Syncronized

When Mallie Bee was just a wee one, her and her friend spent five summers doing synchronized swimming at the local pool.  For $90.00 you could get somebody to Wear. Your. Kid. Out. Every. Morning.  I knew where to spend my bucks.

That’s when I discovered how grueling a sport it is.  Practice every morning and it doesn’t matter the temperature.  Pointing the toes.  Treading water.  Holding your breath and then holding it some more.  Sucking in water and spitting it out.  And don’t forget to smile when you pop out of the water so people think it’s fun.

The grand finale of the season was The Big Show on a Sunday summer’s eve with lights, music, an announcer and a snack bar.  It’s a big deal here in Mayberry.

When it was her last year, we decided to indulge in some pre-show gin and tonics with our neighbors.  The Big Daddy had three, and by the time the show started it was all I could do to keep him from falling off his lawn chair.

After the final routine and thunderous applause from the crowd, there was usually some thank you speeches, but that year there was a commotion on the pool deck.  Oh dear, I think somebody got sick.  The Big Daddy tried to get up to see, but whoa Nellie, he was feeling those gin and tonics.  The Boy Child said, “I think it was Mal.  Yeah, Mom, I’m pretty sure she was the barfer.”    

No, no, it’s not her.  It can’t be her.  Of all these girls here, it cannot possibly be her.

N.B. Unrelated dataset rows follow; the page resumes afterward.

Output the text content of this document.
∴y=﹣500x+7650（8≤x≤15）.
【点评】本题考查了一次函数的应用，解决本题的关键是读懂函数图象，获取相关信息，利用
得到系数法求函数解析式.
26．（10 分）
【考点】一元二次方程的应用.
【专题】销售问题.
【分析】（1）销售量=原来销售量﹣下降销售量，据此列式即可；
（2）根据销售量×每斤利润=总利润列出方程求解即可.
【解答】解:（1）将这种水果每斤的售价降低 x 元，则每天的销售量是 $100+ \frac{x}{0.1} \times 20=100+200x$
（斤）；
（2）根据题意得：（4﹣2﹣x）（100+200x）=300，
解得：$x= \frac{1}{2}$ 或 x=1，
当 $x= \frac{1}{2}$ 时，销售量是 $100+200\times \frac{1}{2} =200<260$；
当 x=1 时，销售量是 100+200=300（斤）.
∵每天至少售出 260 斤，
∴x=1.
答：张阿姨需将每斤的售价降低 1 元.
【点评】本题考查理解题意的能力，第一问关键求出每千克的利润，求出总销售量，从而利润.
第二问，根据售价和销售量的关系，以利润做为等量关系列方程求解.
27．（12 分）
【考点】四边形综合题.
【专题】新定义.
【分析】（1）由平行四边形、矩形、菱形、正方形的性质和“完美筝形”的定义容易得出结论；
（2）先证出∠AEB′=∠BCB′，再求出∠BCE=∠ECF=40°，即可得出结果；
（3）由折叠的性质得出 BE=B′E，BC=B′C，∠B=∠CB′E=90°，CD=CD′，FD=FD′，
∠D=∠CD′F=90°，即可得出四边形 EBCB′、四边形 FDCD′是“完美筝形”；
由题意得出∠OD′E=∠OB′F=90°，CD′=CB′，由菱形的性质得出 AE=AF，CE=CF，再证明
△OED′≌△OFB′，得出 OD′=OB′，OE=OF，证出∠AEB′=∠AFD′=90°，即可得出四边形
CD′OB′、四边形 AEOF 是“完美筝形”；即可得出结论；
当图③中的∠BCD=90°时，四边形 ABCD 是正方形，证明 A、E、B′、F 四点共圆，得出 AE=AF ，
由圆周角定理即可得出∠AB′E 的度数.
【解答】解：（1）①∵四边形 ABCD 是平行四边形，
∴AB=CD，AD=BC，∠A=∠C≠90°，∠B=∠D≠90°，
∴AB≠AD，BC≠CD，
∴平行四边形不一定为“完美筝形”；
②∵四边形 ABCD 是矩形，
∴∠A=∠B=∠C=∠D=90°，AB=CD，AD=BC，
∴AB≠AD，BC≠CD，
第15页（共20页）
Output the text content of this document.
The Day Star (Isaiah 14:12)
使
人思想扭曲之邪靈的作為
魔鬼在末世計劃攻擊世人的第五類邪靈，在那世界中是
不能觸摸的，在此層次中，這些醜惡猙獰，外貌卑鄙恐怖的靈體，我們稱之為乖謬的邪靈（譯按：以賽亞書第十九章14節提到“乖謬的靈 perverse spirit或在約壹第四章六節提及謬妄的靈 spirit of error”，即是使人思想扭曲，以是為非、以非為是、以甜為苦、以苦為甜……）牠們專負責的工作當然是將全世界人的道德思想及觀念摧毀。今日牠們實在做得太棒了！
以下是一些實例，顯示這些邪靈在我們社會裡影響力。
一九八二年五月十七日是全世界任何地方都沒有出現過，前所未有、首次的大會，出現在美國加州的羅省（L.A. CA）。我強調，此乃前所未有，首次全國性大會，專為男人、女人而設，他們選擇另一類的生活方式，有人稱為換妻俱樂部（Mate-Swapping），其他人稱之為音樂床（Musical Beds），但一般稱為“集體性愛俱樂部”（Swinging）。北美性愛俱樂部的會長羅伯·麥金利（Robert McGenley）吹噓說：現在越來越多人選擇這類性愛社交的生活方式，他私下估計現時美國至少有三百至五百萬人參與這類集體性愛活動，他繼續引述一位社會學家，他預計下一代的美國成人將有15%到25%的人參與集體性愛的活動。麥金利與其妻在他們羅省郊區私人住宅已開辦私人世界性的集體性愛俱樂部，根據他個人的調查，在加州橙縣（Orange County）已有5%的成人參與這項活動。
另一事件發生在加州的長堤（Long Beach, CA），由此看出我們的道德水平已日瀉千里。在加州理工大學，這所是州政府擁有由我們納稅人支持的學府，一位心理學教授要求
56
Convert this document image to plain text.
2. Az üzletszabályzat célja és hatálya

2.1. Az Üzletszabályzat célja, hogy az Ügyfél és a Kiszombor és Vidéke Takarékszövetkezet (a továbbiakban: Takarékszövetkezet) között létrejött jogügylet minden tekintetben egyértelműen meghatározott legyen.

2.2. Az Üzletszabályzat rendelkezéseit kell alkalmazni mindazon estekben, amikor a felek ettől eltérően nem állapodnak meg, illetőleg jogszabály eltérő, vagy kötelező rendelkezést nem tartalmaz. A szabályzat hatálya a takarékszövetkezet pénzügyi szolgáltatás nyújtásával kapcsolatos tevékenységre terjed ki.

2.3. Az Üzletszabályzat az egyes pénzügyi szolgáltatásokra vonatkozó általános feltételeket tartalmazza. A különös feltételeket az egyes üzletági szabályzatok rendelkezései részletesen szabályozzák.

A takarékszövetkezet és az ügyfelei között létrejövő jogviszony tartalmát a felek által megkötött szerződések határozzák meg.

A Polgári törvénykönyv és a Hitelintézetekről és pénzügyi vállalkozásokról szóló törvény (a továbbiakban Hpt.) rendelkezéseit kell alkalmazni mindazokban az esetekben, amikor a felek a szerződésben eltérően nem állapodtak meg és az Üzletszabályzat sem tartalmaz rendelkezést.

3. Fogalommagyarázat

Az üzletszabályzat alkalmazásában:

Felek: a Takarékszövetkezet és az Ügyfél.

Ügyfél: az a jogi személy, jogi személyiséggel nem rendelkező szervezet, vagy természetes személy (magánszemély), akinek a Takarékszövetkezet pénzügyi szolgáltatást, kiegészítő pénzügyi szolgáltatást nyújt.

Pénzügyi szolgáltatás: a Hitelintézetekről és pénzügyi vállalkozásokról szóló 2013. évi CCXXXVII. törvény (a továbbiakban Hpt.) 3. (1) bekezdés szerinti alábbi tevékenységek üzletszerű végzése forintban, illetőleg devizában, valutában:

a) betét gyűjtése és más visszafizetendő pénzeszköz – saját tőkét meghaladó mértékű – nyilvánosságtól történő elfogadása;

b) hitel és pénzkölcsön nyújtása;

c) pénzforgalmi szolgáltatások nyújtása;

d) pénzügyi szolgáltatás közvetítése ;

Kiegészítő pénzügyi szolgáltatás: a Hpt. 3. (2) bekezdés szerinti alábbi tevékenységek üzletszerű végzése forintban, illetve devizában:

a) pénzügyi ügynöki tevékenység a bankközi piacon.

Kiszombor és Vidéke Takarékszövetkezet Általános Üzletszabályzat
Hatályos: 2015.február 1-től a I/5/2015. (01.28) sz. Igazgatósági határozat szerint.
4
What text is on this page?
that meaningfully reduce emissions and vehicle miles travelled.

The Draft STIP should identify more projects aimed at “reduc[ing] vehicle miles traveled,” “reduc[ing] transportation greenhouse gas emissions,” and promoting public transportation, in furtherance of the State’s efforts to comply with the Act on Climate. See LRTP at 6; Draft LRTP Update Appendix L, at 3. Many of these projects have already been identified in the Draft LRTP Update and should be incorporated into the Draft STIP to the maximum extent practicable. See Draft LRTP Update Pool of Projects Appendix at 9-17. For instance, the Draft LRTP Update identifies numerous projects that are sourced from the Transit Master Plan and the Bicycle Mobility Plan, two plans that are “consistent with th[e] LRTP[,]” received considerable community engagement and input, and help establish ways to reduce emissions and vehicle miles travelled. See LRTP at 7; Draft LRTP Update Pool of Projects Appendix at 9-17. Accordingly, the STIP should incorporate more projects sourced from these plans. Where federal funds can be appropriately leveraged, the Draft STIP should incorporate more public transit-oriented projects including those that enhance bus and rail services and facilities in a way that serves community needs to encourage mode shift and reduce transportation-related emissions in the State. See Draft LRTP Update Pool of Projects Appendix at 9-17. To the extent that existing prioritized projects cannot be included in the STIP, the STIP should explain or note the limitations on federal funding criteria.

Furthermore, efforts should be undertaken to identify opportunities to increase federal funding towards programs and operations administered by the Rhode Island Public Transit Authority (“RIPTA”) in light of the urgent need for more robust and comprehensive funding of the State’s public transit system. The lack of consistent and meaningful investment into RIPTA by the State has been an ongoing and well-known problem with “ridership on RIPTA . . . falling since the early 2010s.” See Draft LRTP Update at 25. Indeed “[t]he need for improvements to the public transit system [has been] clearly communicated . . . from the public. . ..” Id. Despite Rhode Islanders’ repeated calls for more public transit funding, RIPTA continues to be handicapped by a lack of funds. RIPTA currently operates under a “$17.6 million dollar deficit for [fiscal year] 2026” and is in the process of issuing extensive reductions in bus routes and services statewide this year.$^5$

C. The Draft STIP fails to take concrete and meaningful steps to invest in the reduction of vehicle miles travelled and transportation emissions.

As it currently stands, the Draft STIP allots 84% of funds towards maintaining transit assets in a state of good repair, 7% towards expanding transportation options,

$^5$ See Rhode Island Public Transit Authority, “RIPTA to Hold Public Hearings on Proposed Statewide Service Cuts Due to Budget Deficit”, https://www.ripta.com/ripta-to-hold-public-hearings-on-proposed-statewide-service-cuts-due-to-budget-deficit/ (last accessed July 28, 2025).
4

He would not stop laughing and The Big Daddy sat in his lawn chair yammering about The Milky Way and I was steeeeressed.

When it was all over our little mermaid came and got us.  We congratulated her on a great show and she said, “Did you guys see me puke when I got out of the pool?”

Synchronized swimming may look pretty, but when The Hillbillies decide to come out and give it a try you’ve got yourself a shit show.